Discrete information sources, alphabets. Entropy. Source coding: Huffman codes, Lempel-Ziv, arithmetic codes. Channel capacity. Second Shannon’s theorem. Binary symmetric channel. Source modeling with Markov chains. Modulation and channel restrictions. Sequences (d, k) and codes RLL. Linear error detection and error correction codes. Codes representation in a binary vectorial space. Hamming distance. Decoding of linear codes. Codes Hamming: design, binary code, extended Hamming codes. Performance bounds of linear codes. ARQ protocols. This course offers an introduction to the theory of information and its applications to communication systems.
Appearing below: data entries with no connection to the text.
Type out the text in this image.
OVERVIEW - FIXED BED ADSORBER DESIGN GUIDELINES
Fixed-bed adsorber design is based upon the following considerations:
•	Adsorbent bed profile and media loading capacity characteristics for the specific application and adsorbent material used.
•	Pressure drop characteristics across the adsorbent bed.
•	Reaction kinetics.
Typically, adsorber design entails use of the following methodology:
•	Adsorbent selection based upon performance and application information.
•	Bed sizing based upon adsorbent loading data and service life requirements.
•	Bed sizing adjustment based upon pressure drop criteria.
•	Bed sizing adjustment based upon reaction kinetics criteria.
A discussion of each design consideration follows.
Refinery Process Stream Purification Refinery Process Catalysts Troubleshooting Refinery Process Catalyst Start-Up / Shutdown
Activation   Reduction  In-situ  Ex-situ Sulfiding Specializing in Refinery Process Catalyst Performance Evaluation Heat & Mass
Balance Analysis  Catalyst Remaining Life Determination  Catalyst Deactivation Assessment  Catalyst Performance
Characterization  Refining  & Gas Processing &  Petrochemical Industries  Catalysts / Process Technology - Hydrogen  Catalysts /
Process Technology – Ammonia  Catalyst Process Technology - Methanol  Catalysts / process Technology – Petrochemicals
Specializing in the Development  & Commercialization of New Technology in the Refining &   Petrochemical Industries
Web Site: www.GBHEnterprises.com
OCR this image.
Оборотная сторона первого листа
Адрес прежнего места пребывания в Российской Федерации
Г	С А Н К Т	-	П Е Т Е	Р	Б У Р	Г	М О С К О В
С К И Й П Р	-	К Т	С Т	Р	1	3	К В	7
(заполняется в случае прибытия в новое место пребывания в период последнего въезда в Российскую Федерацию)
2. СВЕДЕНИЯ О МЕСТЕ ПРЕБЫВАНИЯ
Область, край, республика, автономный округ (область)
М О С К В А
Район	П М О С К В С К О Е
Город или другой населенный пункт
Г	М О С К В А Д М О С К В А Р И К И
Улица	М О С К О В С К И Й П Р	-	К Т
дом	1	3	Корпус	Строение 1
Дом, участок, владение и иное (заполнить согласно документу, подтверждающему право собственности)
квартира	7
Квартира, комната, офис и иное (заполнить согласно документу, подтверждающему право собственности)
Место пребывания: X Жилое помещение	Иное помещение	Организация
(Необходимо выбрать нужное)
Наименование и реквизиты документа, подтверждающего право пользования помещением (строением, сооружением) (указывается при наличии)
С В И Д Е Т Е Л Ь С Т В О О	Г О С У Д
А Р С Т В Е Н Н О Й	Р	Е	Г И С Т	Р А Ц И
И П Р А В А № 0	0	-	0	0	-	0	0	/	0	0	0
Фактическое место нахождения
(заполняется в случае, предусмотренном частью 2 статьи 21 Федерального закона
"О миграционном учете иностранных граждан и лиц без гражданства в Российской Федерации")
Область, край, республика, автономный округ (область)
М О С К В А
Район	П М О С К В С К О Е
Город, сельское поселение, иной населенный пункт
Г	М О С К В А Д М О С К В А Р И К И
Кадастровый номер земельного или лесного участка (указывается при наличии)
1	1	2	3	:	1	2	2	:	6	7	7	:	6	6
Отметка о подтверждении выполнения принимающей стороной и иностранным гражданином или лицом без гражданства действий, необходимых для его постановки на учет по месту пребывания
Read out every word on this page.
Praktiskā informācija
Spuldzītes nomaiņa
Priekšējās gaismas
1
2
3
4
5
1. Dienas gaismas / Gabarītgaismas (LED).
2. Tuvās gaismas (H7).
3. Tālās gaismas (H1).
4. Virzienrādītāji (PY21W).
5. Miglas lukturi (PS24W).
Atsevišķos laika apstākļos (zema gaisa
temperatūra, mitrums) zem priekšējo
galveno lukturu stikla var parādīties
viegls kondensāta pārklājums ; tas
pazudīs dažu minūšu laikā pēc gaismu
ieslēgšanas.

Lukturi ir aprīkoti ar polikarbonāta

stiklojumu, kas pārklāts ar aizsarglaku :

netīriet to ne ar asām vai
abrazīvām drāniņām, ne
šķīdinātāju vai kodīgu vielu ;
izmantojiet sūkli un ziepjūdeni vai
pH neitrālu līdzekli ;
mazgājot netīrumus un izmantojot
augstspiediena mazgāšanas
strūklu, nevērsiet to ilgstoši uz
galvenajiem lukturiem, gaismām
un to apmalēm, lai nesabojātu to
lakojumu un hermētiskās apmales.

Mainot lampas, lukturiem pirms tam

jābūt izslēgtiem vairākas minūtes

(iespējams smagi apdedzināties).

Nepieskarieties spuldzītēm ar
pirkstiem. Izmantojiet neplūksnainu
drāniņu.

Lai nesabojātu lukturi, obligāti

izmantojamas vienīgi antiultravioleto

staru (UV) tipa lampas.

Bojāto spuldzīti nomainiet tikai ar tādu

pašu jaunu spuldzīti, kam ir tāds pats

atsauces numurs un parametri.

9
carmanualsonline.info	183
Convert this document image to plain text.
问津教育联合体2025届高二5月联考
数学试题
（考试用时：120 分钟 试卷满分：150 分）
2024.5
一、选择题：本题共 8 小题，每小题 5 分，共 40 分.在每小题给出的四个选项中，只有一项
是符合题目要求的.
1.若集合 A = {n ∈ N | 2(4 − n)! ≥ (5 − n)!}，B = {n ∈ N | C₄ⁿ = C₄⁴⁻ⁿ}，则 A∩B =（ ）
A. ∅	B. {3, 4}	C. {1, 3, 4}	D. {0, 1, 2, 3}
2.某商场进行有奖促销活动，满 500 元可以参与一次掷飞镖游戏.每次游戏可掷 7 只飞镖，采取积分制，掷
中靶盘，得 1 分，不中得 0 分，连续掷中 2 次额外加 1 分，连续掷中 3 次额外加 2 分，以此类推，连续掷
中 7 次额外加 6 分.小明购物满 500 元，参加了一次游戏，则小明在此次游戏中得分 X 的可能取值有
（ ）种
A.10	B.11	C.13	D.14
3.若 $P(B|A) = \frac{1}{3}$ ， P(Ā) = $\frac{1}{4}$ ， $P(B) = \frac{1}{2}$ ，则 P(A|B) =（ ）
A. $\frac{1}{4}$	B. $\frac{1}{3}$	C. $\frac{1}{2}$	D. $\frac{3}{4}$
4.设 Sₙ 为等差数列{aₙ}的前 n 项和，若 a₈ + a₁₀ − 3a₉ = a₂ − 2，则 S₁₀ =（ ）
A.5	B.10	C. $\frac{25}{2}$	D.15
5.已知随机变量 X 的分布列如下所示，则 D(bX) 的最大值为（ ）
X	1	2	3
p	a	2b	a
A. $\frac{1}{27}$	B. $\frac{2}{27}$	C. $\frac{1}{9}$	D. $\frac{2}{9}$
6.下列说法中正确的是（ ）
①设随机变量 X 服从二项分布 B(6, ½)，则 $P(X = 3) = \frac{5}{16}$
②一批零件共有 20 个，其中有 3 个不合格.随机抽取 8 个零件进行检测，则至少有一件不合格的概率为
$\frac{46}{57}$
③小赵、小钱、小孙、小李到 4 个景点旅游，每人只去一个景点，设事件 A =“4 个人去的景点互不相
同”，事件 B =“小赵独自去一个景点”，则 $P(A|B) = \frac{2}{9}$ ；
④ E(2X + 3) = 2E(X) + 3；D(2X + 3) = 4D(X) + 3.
Emphasis is given on the design, analysis and application of error detection and correction codes.

Learning Outcomes

  • The student will learn the foundations of information theory.
  • The student will be able to compute information that a source produces and examine the possibility to transmit it over a specific channel.
  • The student will be able to choose the most adequate compression algorithms.
  • The student will be able to evaluate the impact of the application of compression algorithms.
  • The student will be able to choose the most adequate error correction algorithms under specific noise conditions and transmission rate.

Prerequisite Courses

Not required.

Basic Textbooks

1. Δ. Βούκαλης, “Θεωρία πληροφοριών – Κώδικες”, ΣΤΕΛΛΑ ΠΑΡΙΚΟΥ & ΣΙΑ,2009 (in Greek).
2. Sam Shanmugan. “Ψηφιακά και Αναλογικά Συστήματα Επικοινωνίας”, Επιστημονικές και Τεχνολογικές Εκδόσεις Α.Γ.ΠΝΕΥΜΑΤΙΚΟΣ, 1979 (in Greek).

Additional References

1. S.Lin and D. Costello, “Error Control Coding”, Prentice Hall, 2004.

Teaching and Learning Methods

Activity Semester workload
Lectures 39 hours

 
Personal study 83 hours
 
Final exams 3 hours
Course total 125 hours (5 ECTS)

Student Performance Evaluation

Lectures.

Language of Instruction and Examinations

Greek, English (for Erasmus students)

Delivery Mode

Face-to-face.